31.10.15, 05:16 Florian Höhr
Wie bereits angekündigt, haben wir am Freitag Tokio und damit auch das Festival für einen Tag hinter uns gelassen, um in die ca. 50km von Tokio entfernte Stadt Kamakura zu begeben. Der Anlass war eine Einladung des Kawakita Memorial Film Institut, welches derzeit eine Reihe deutscher Filme präsentiert. Was das mit Nippon Connection zu tun hat? Für eine Sonderveranstaltung des Instituts wurde Marion eingeladen um in einem Podiumsgespräch zu erzählen, wie ein japanisches Filmfestival in Deutschland entstanden ist und wie sich dieses zu der weltweit größten Plattform für japanischen Film entwickelt hat. Doch vor der Veranstaltung nutzten wir die Zeit um in Kamakura ein wenig Sightseeing zu betreiben. Die Stadt ist ein beliebtes Touristenziel und insbesondere für ihre mehr als 13m hohe Buddha-Statue bekannt. Zudem befindet sich in der Stadt eine nahezu unüberschaubare Anzahl von Tempeln. Da wir rechtzeitig im Kawakita Institut sein mussten, hatten wir lediglich Zeit um uns besagte Buddha-Statue und die sehr sehenswerte Tempelanlage Hase-dera anzuschauen, sowie uns auf dem Weg zu Kawakita Institut durch eine lange von Souveniershops und Touristen gesäumte Shoppingmeile durchzuschlagen.

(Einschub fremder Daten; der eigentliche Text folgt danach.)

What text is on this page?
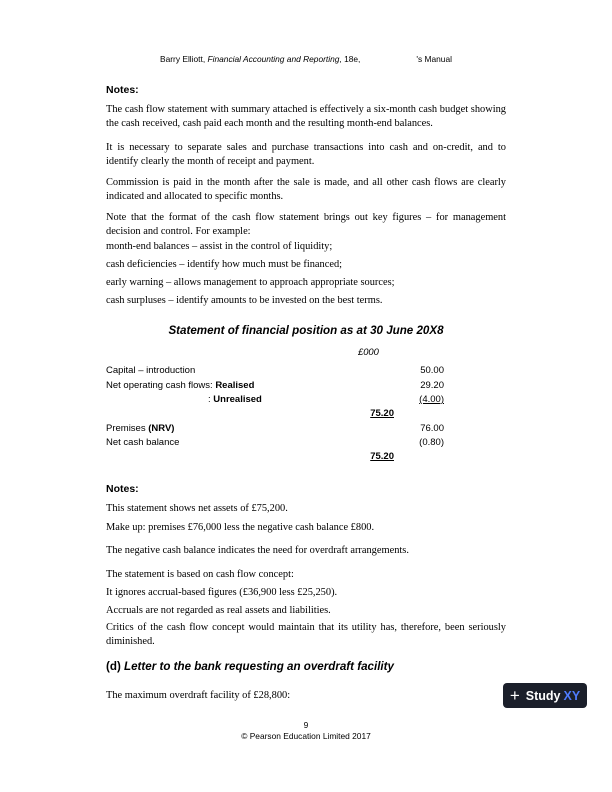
Barry Elliott, Financial Accounting and Reporting, 18e,	's Manual
Notes:

The cash flow statement with summary attached is effectively a six-month cash budget showing the cash received, cash paid each month and the resulting month-end balances.

It is necessary to separate sales and purchase transactions into cash and on-credit, and to identify clearly the month of receipt and payment.

Commission is paid in the month after the sale is made, and all other cash flows are clearly indicated and allocated to specific months.

Note that the format of the cash flow statement brings out key figures – for management decision and control. For example:

month-end balances – assist in the control of liquidity;

cash deficiencies – identify how much must be financed;

early warning – allows management to approach appropriate sources;

cash surpluses – identify amounts to be invested on the best terms.

Statement of financial position as at 30 June 20X8
£000
Capital – introduction	50.00
Net operating cash flows: Realised	29.20
: Unrealised	(4.00)
75.20
Premises (NRV)	76.00
Net cash balance	(0.80)
75.20
Notes:

This statement shows net assets of £75,200.

Make up: premises £76,000 less the negative cash balance £800.

The negative cash balance indicates the need for overdraft arrangements.

The statement is based on cash flow concept:

It ignores accrual-based figures (£36,900 less £25,250).

Accruals are not regarded as real assets and liabilities.

Critics of the cash flow concept would maintain that its utility has, therefore, been seriously diminished.

(d) Letter to the bank requesting an overdraft facility

The maximum overdraft facility of £28,800:	+ Study XY
9
© Pearson Education Limited 2017
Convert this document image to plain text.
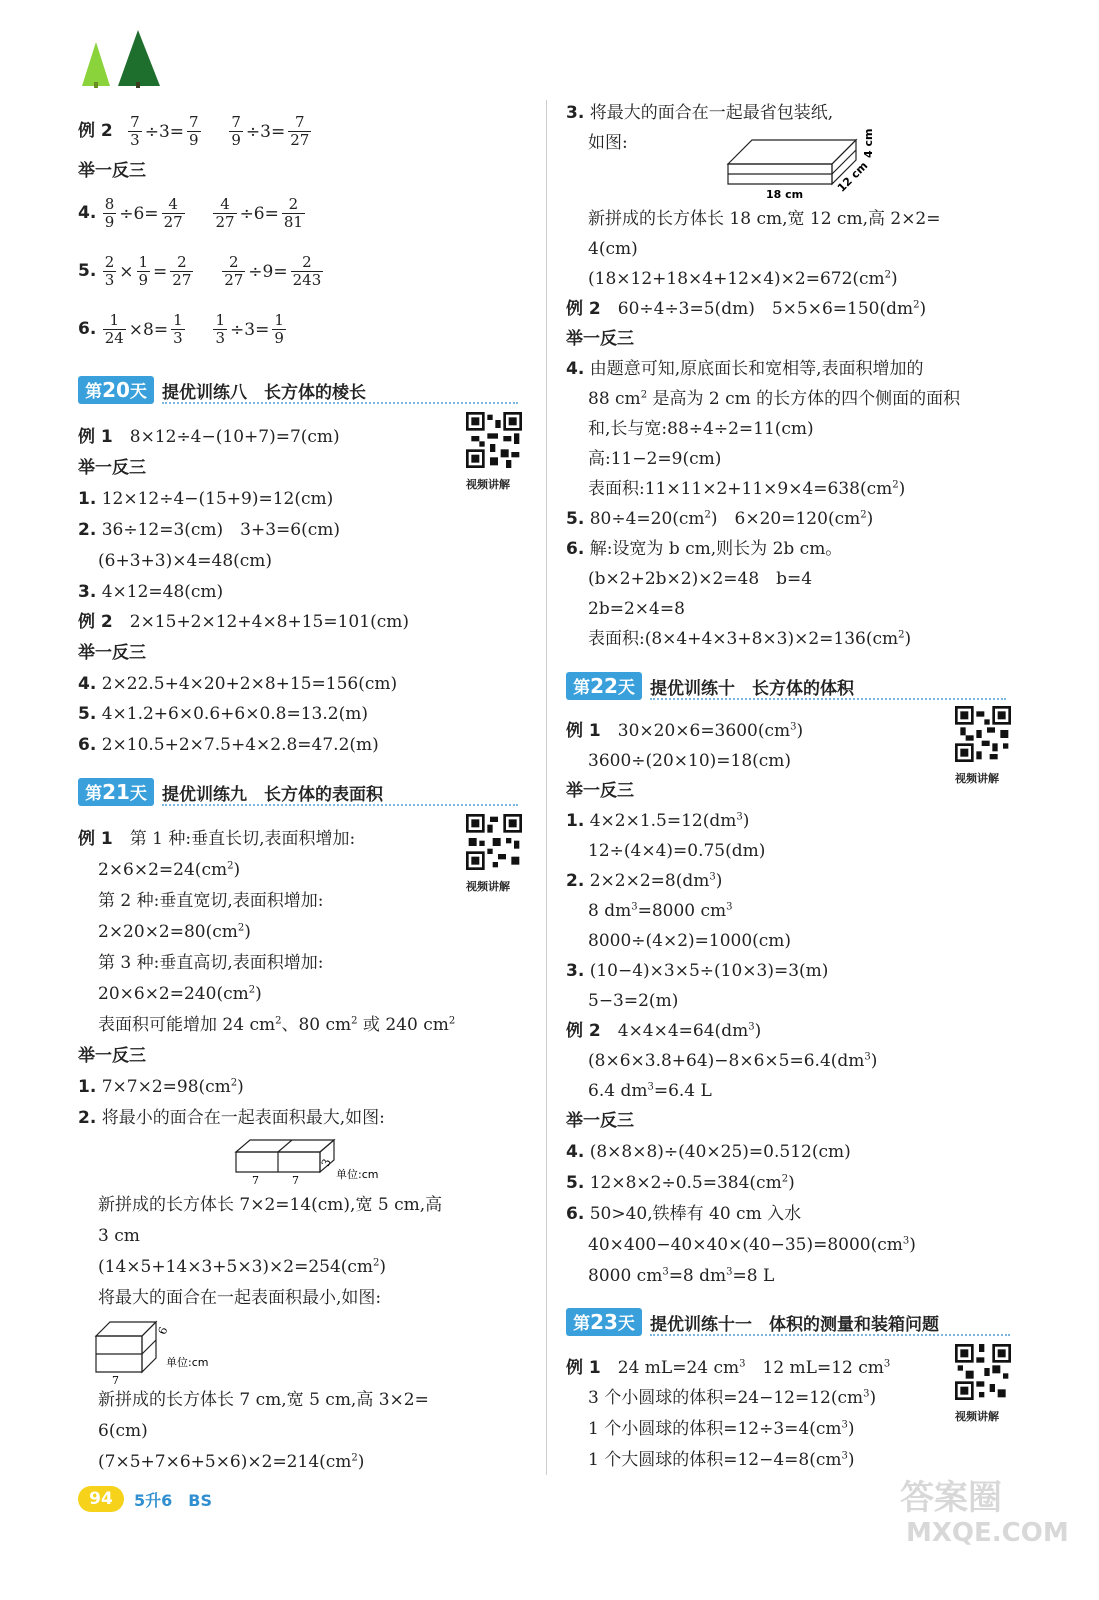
例 $2 \frac{7}{3} \div 3= \frac{7}{9}$
$\frac{7}{9} \div 3= \frac{7}{27}$
举一反三
4. $\frac{8}{9} \div 6= \frac{4}{27}$
$\frac{4}{27} \div 6= \frac{2}{81}$
5. $\frac{2}{3} \times \frac{1}{9} = \frac{2}{27}$
$\frac{2}{27} \div 9= \frac{2}{243}$
6. $\frac{1}{24} \times 8= \frac{1}{3}$
$\frac{1}{3} \div 3= \frac{1}{9}$
第20天 提优训练八　长方体的棱长
视频讲解
例 1　 8×12÷4−(10+7)=7(cm)
举一反三
1. 12×12÷4−(15+9)=12(cm)
2. 36÷12=3(cm)　3+3=6(cm)
(6+3+3)×4=48(cm)
3. 4×12=48(cm)
例 2　 2×15+2×12+4×8+15=101(cm)
举一反三
4. 2×22.5+4×20+2×8+15=156(cm)
5. 4×1.2+6×0.6+6×0.8=13.2(m)
6. 2×10.5+2×7.5+4×2.8=47.2(m)
第21天 提优训练九　长方体的表面积
视频讲解
例 1　 第 1 种:垂直长切,表面积增加:
$2\times 6\times 2=24(cm^2)$
第 2 种:垂直宽切,表面积增加:
$2\times 20\times 2=80(cm^2)$
第 3 种:垂直高切,表面积增加:
$20\times 6\times 2=240(cm^2)$
表面积可能增加 24 $cm^2$、80 $cm^2$ 或 240 $cm^2$
举一反三
1. $7\times 7\times 2=98(cm^2)$
2. 将最小的面合在一起表面积最大,如图:
7	7
3
单位:cm
新拼成的长方体长 7×2=14(cm),宽 5 cm,高
3 cm
$(14\times 5+14\times 3+5\times 3)\times 2=254(cm^2)$
将最大的面合在一起表面积最小,如图:
7
6
单位:cm
新拼成的长方体长 7 cm,宽 5 cm,高 3×2=
6(cm)
$(7\times 5+7\times 6+5\times 6)\times 2=214(cm^2)$
3. 将最大的面合在一起最省包装纸,
如图:
18 cm	12 cm
4 cm
新拼成的长方体长 18 cm,宽 12 cm,高 2×2=
4(cm)
$(18\times 12+18\times 4+12\times 4)\times 2=672(cm^2)$
例 2　 60÷4÷3=5(dm)　$5\times 5\times 6=150(dm^2)$
举一反三
4. 由题意可知,原底面长和宽相等,表面积增加的
88 $cm^2$ 是高为 2 cm 的长方体的四个侧面的面积
和,长与宽:88÷4÷2=11(cm)
高:11−2=9(cm)
表面积$:11\times 11\times 2+11\times 9\times 4=638(cm^2)$
5. $80\div 4=20(cm^2)$　$6\times 20=120(cm^2)$
6. 解:设宽为 b cm,则长为 2b cm。
(b×2+2b×2)×2=48　b=4
2b=2×4=8
表面积$:(8\times 4+4\times 3+8\times 3)\times 2=136(cm^2)$
第22天 提优训练十　长方体的体积
视频讲解
例 1　 $30\times 20\times 6=3600(cm^3)$
3600÷(20×10)=18(cm)
举一反三
1. $4\times 2\times 1.5=12(dm^3)$
12÷(4×4)=0.75(dm)
2. $2\times 2\times 2=8(dm^3)$
8 $dm^3=8000$ $cm^3$
8000÷(4×2)=1000(cm)
3. (10−4)×3×5÷(10×3)=3(m)
5−3=2(m)
例 2　 $4\times 4\times 4=64(dm^3)$
$(8\times 6\times 3.8+64)-8\times 6\times 5=6.4(dm^3)$
6.4 $dm^3=6.4$ L
举一反三
4. (8×8×8)÷(40×25)=0.512(cm)
5. $12\times 8\times 2\div 0.5=384(cm^2)$
6. 50>40,铁棒有 40 cm 入水
$40\times 400-40\times 40\times(40-35)=8000(cm^3)$
8000 $cm^3=8$ $dm^3=8$ L
第23天 提优训练十一　体积的测量和装箱问题
视频讲解
例 1　 24 mL=24 $cm^3$　12 mL=12 $cm^3$
3 个小圆球的体积$=24-12=12(cm^3)$
1 个小圆球的体积$=12\div 3=4(cm^3)$
1 个大圆球的体积$=12-4=8(cm^3)$
94	5升6　 BS	答案圈
MXQE.COM
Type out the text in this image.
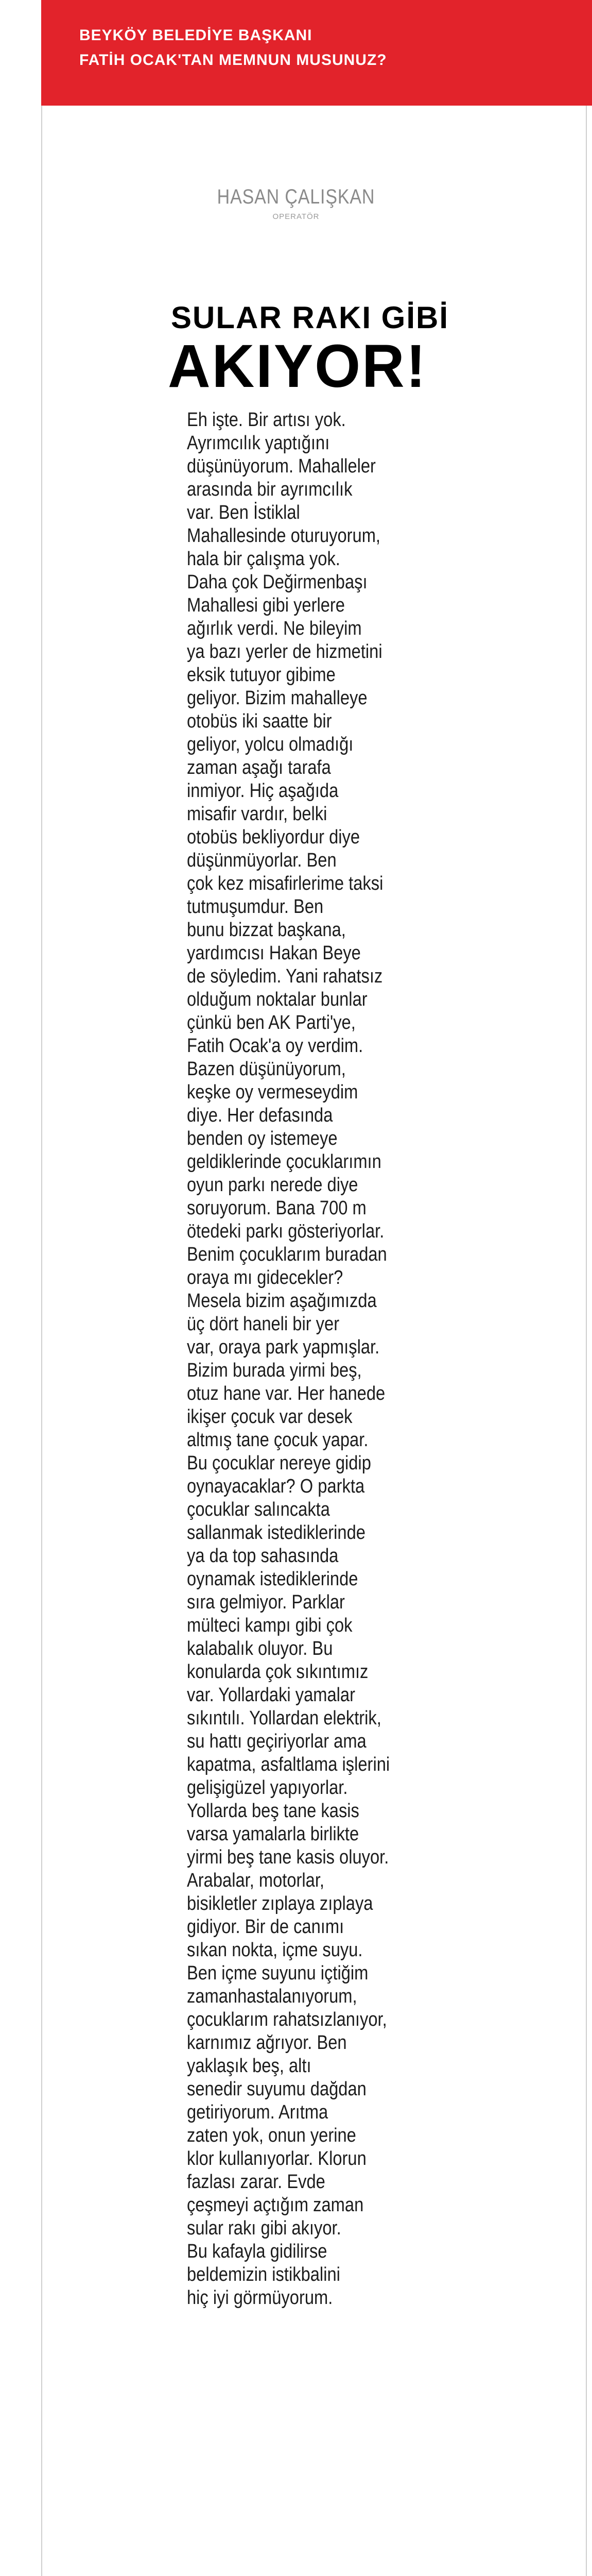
BEYKÖY BELEDİYE BAŞKANI
FATİH OCAK'TAN MEMNUN MUSUNUZ?
HASAN ÇALIŞKAN
OPERATÖR
SULAR RAKI GİBİ
AKIYOR!
Eh işte. Bir artısı yok.
Ayrımcılık yaptığını
düşünüyorum. Mahalleler
arasında bir ayrımcılık
var. Ben İstiklal
Mahallesinde oturuyorum,
hala bir çalışma yok.
Daha çok Değirmenbaşı
Mahallesi gibi yerlere
ağırlık verdi. Ne bileyim
ya bazı yerler de hizmetini
eksik tutuyor gibime
geliyor. Bizim mahalleye
otobüs iki saatte bir
geliyor, yolcu olmadığı
zaman aşağı tarafa
inmiyor. Hiç aşağıda
misafir vardır, belki
otobüs bekliyordur diye
düşünmüyorlar. Ben
çok kez misafirlerime taksi
tutmuşumdur. Ben
bunu bizzat başkana,
yardımcısı Hakan Beye
de söyledim. Yani rahatsız
olduğum noktalar bunlar
çünkü ben AK Parti'ye,
Fatih Ocak'a oy verdim.
Bazen düşünüyorum,
keşke oy vermeseydim
diye. Her defasında
benden oy istemeye
geldiklerinde çocuklarımın
oyun parkı nerede diye
soruyorum. Bana 700 m
ötedeki parkı gösteriyorlar.
Benim çocuklarım buradan
oraya mı gidecekler?
Mesela bizim aşağımızda
üç dört haneli bir yer
var, oraya park yapmışlar.
Bizim burada yirmi beş,
otuz hane var. Her hanede
ikişer çocuk var desek
altmış tane çocuk yapar.
Bu çocuklar nereye gidip
oynayacaklar? O parkta
çocuklar salıncakta
sallanmak istediklerinde
ya da top sahasında
oynamak istediklerinde
sıra gelmiyor. Parklar
mülteci kampı gibi çok
kalabalık oluyor. Bu
konularda çok sıkıntımız
var. Yollardaki yamalar
sıkıntılı. Yollardan elektrik,
su hattı geçiriyorlar ama
kapatma, asfaltlama işlerini
gelişigüzel yapıyorlar.
Yollarda beş tane kasis
varsa yamalarla birlikte
yirmi beş tane kasis oluyor.
Arabalar, motorlar,
bisikletler zıplaya zıplaya
gidiyor. Bir de canımı
sıkan nokta, içme suyu.
Ben içme suyunu içtiğim
zamanhastalanıyorum,
çocuklarım rahatsızlanıyor,
karnımız ağrıyor. Ben
yaklaşık beş, altı
senedir suyumu dağdan
getiriyorum. Arıtma
zaten yok, onun yerine
klor kullanıyorlar. Klorun
fazlası zarar. Evde
çeşmeyi açtığım zaman
sular rakı gibi akıyor.
Bu kafayla gidilirse
beldemizin istikbalini
hiç iyi görmüyorum.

Am Nachmittag fanden wir uns dann im Kawakita Film Institute ein, wo wir zuerst durch die kleine Ausstellung geführt wurden, in der unter anderen einige Originaldrehbücher von Yasujiro Ozu und zahlreiche Filmplakate zu sehen waren. Beim Podiumsgespräch rekapitulierte Marion die Geschichte unseres Festivals, erzählte von seinen Anfängen und Entwicklungen, den Besonderheiten aber auch den Schwierigkeiten die damit verbunden sind und beantwortete auch die Fragen der interessierten Zuhörer, welche größtenteils zum ersten Mal von Nippon Connection gehört hatten. Nachdem wir den Abend bei einem sehr angenehmen Abendessen mit den Mitarbeitern des Kawakita Memorial Film Institute ausklingen lassen haben, machten wir uns wieder auf den Weg nach Tokio, wo wir heute bei einem letzten Empfang den Abschluss des Festivals feiern werden, bevor wir Tokio wieder verlassen werden.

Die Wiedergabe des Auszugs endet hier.